Barrett’s hearing was designed to hide her true doctrinaire views, so radical they would shock the public, and representing a massive subterfuge that accomplishes a result that is highly engineered, with her cooperation, by the Federalist Society and their libertarian Republican supporters represented on the Judiciary Committee. She has built a career out of pointing to the Supreme Court’s numerous departures from Constitutional standards, and now wants to be appointed to the Court without explaining what those are. It is not surprising that Barrett’s distinction between her “academic’ writing and “judicial decision making” isolated almost all of her published legal analysis, as almost her entire career has been in academia. In fact she has very little actual legal experience, two years practicing law as a junior associate, and three more as an appellate judge.

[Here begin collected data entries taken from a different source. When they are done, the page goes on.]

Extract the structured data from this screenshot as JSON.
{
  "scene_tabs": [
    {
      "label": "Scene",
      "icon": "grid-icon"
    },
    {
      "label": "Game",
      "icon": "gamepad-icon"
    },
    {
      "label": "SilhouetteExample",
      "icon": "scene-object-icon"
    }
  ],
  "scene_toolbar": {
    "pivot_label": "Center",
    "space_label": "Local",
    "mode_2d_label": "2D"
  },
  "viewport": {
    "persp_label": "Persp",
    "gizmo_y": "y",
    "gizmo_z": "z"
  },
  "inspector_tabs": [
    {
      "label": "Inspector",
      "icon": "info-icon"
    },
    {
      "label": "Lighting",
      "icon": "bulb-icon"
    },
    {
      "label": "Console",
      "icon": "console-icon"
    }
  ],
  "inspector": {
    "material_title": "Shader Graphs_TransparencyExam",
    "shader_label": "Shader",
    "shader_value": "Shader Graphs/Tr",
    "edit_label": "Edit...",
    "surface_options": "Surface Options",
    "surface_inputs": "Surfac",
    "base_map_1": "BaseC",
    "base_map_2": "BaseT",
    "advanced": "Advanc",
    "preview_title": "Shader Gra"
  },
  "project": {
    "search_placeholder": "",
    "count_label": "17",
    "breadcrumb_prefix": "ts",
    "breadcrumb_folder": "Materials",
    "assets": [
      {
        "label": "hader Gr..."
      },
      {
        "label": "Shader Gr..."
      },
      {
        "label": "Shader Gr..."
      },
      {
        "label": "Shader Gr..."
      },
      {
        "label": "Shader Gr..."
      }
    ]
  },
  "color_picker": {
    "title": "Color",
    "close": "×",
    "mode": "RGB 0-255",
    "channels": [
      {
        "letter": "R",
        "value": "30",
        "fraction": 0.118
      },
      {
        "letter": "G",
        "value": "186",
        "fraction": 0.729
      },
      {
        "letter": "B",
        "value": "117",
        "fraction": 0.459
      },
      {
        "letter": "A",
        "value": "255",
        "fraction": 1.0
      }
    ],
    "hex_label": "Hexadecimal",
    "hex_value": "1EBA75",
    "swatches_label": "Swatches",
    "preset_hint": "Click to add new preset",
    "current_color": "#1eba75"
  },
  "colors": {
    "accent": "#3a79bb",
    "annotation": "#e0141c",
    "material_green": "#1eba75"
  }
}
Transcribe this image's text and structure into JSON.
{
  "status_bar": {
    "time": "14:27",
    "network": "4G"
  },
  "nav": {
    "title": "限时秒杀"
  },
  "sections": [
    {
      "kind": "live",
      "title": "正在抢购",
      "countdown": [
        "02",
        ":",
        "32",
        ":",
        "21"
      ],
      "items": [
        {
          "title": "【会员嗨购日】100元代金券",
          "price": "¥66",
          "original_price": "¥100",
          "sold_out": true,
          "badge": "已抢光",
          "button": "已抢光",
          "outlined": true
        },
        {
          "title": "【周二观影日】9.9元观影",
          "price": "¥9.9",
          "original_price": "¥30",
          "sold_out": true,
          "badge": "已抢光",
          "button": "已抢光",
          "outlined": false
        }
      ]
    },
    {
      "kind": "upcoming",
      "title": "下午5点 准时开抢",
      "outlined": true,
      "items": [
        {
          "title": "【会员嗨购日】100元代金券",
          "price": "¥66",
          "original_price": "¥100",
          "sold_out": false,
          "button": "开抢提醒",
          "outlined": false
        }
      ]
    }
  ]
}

Barrett’s cavalier disregard for the public policy outcome of the long, slow, difficult, democratic, legislative process, as if it were all a giant roulette wheel simply awaiting another spin, as she applies her strict, mystically deciphered “Originalist” Constitutional interpretations, is naive. Barrett’s nomination warns of what Senator Mike Lee (R-UT) openly acknowledged in his concluding comments, “Judge Barrett will restore integrity to the Court, and overturn the leftist, judicial abuse that has twisted and desecrated our institutions for two generations”. The excessive restrictive boundaries around Barrett’s hearing responses provided a tactical benefit to the Republicans, allowing Barrett to avoid detailed responses about her views. But her extraordinary religious lifestyle suggest there is little credibility to her insistence that her personal views will not influence her judicial decisions. Her cloistered personal and professional experience, and her very limited judicial experience, make Barrett’s background both inappropriate and deficient given the weight of the position to which she is being elevated. While Antonin Scalia declared himself “not a nut” in his Originalist views, in the case of his acolyte, we await the outcome with foreboding.